Atea Pharmaceuticals, Inc.
(AVIR) is the more profitable company, earning 0. 0% net margin versus -241. 9% for Traws Pharma, Inc. — meaning it keeps 0. 0% of every revenue dollar as bottom-line profit. Operating margin tells a similar story: AVIR leads at 0. 0% versus -218. 4% for TRAW. At the gross margin level — before operating expenses — TRAW leads at 94. 7%, reflecting greater pricing power or product mix advantage. Stronger margins indicate durable pricing power, lower cost of revenue, or higher mix of software/services. They are one of the clearest signs of business quality.
06Which pays a better dividend — TRAW or AVIR?
None of the stocks in this comparison currently pay a material dividend.

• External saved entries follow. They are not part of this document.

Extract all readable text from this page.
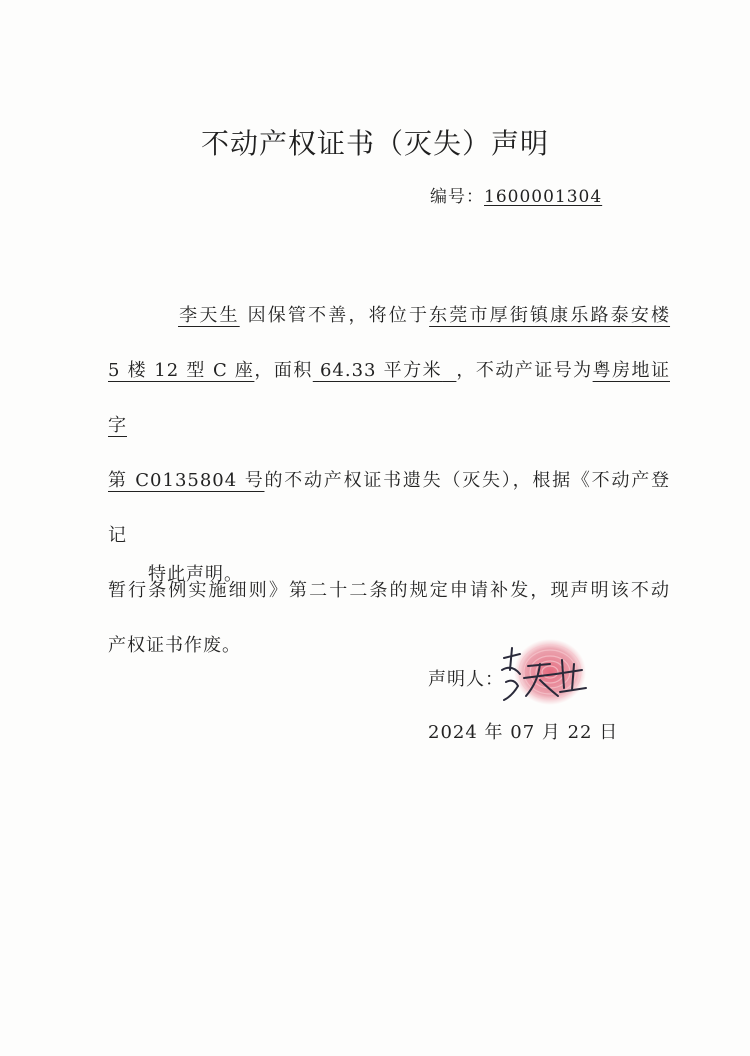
不动产权证书（灭失）声明
编号：1600001304

李天生 因保管不善，将位于东莞市厚街镇康乐路泰安楼

5 楼 12 型 C 座，面积 64.33 平方米 ，不动产证号为粤房地证字

第 C0135804 号的不动产权证书遗失（灭失），根据《不动产登记

暂行条例实施细则》第二十二条的规定申请补发，现声明该不动

产权证书作废。

特此声明。
声明人：
2024 年 07 月 22 日
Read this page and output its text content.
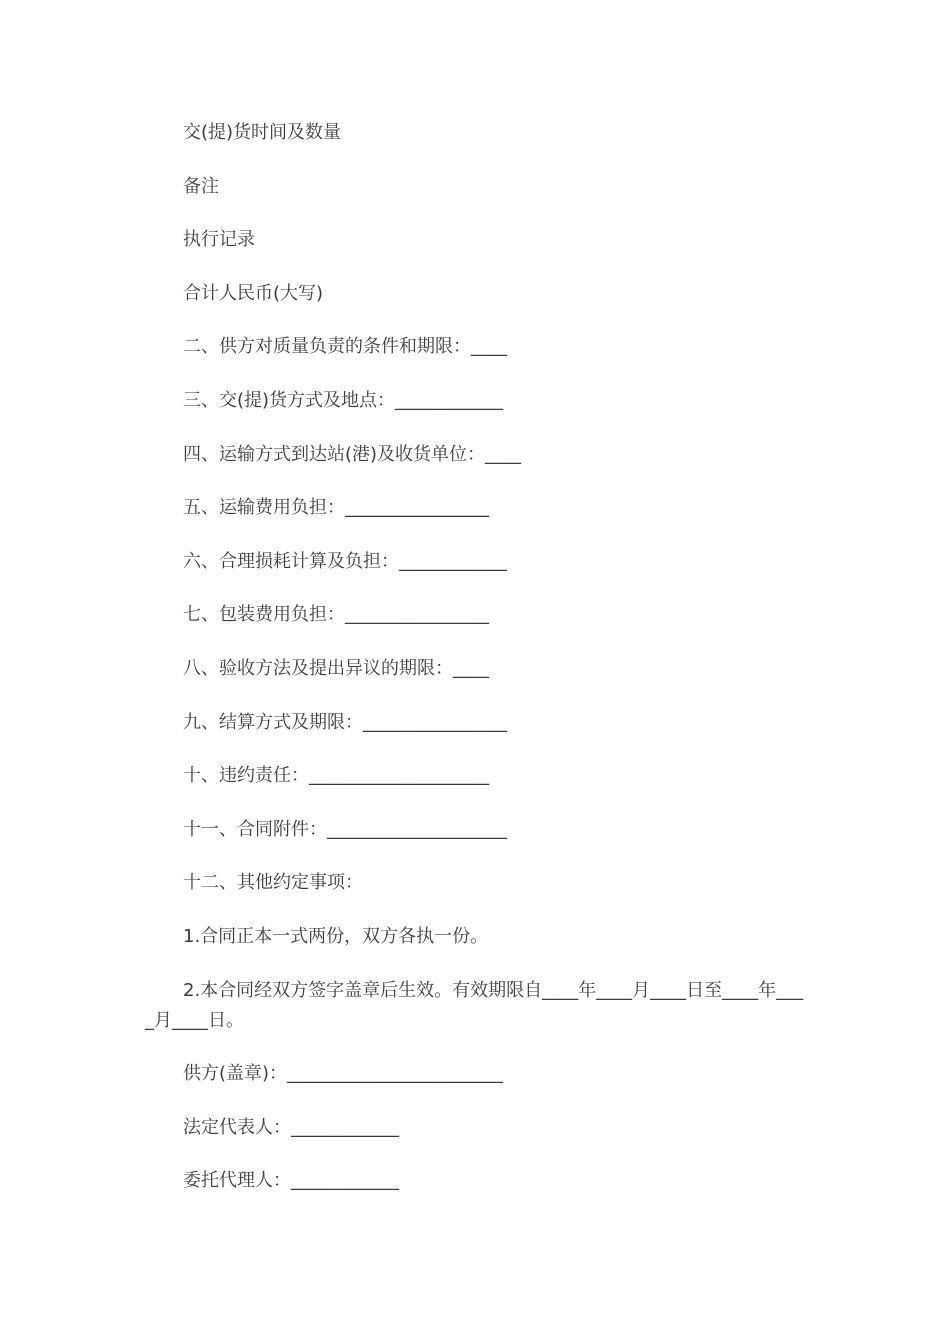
交(提)货时间及数量

备注

执行记录

合计人民币(大写)

二、供方对质量负责的条件和期限：____

三、交(提)货方式及地点：____________

四、运输方式到达站(港)及收货单位：____

五、运输费用负担：________________

六、合理损耗计算及负担：____________

七、包装费用负担：________________

八、验收方法及提出异议的期限：____

九、结算方式及期限：________________

十、违约责任：____________________

十一、合同附件：____________________

十二、其他约定事项：

1.合同正本一式两份，双方各执一份。

2.本合同经双方签字盖章后生效。有效期限自____年____月____日至____年____月____日。

供方(盖章)：________________________

法定代表人：____________

委托代理人：____________
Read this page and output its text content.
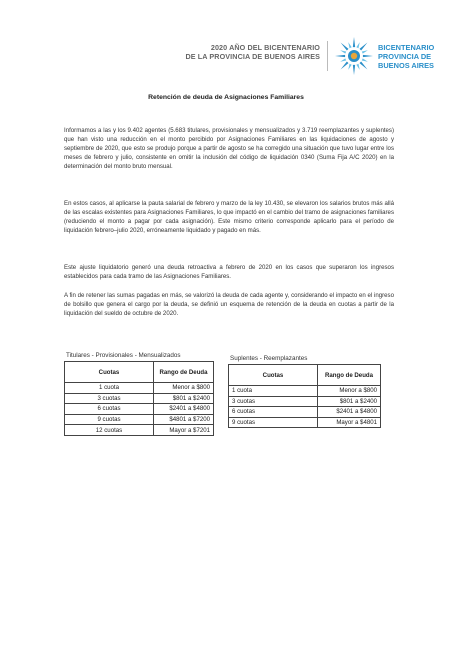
2020 AÑO DEL BICENTENARIO
DE LA PROVINCIA DE BUENOS AIRES
BICENTENARIO
PROVINCIA DE
BUENOS AIRES
Retención de deuda de Asignaciones Familiares
Informamos a las y los 9.402 agentes (5.683 titulares, provisionales y mensualizados y 3.719 reemplazantes y suplentes) que han visto una reducción en el monto percibido por Asignaciones Familiares en las liquidaciones de agosto y septiembre de 2020, que esto se produjo porque a partir de agosto se ha corregido una situación que tuvo lugar entre los meses de febrero y julio, consistente en omitir la inclusión del código de liquidación 0340 (Suma Fija A/C 2020) en la determinación del monto bruto mensual.
En estos casos, al aplicarse la pauta salarial de febrero y marzo de la ley 10.430, se elevaron los salarios brutos más allá de las escalas existentes para Asignaciones Familiares, lo que impactó en el cambio del tramo de asignaciones familiares (reduciendo el monto a pagar por cada asignación). Este mismo criterio corresponde aplicarlo para el período de liquidación febrero–julio 2020, erróneamente liquidado y pagado en más.
Este ajuste liquidatorio generó una deuda retroactiva a febrero de 2020 en los casos que superaron los ingresos establecidos para cada tramo de las Asignaciones Familiares.
A fin de retener las sumas pagadas en más, se valorizó la deuda de cada agente y, considerando el impacto en el ingreso de bolsillo que genera el cargo por la deuda, se definió un esquema de retención de la deuda en cuotas a partir de la liquidación del sueldo de octubre de 2020.
Titulares - Provisionales - Mensualizados
Cuotas	Rango de Deuda
1 cuota	Menor a $800
3 cuotas	$801 a $2400
6 cuotas	$2401 a $4800
9 cuotas	$4801 a $7200
12 cuotas	Mayor a $7201
Suplentes - Reemplazantes
Cuotas	Rango de Deuda
1 cuota	Menor a $800
3 cuotas	$801 a $2400
6 cuotas	$2401 a $4800
9 cuotas	Mayor a $4801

All are effectively zero-yield and should be held for capital appreciation rather than income.
07Is TRAW or AVIR better for a retirement portfolio?
For long-horizon retirement investors, Atea Pharmaceuticals, Inc.
(AVIR) is the stronger choice — it scores higher on the combination of lower volatility, dividend reliability, and long-term compounding (low volatility (β 1. 05)). Traws Pharma, Inc. (TRAW) carries a higher beta of 1. 60 — meaning larger drawdowns in market downturns, which matters significantly when you cannot wait years for a recovery. Both have compounded well over 10 years (AVIR: -81. 7%, TRAW: -100. 0%), confirming both are viable long-term holds — but the lower-volatility option typically results in less emotional selling during corrections. Retirement portfolios generally favour predictability over maximum returns. Consult a financial advisor before making allocation decisions.
08What are the main differences between TRAW and AVIR?
Both stocks operate in the Healthcare sector, making this a peer-level intra-sector comparison — the same macro tailwinds and headwinds will affect both.
These fundamental differences mean investors should not choose between them on a single metric — the "better stock" depends entirely on which of these characteristics aligns with your investment strategy.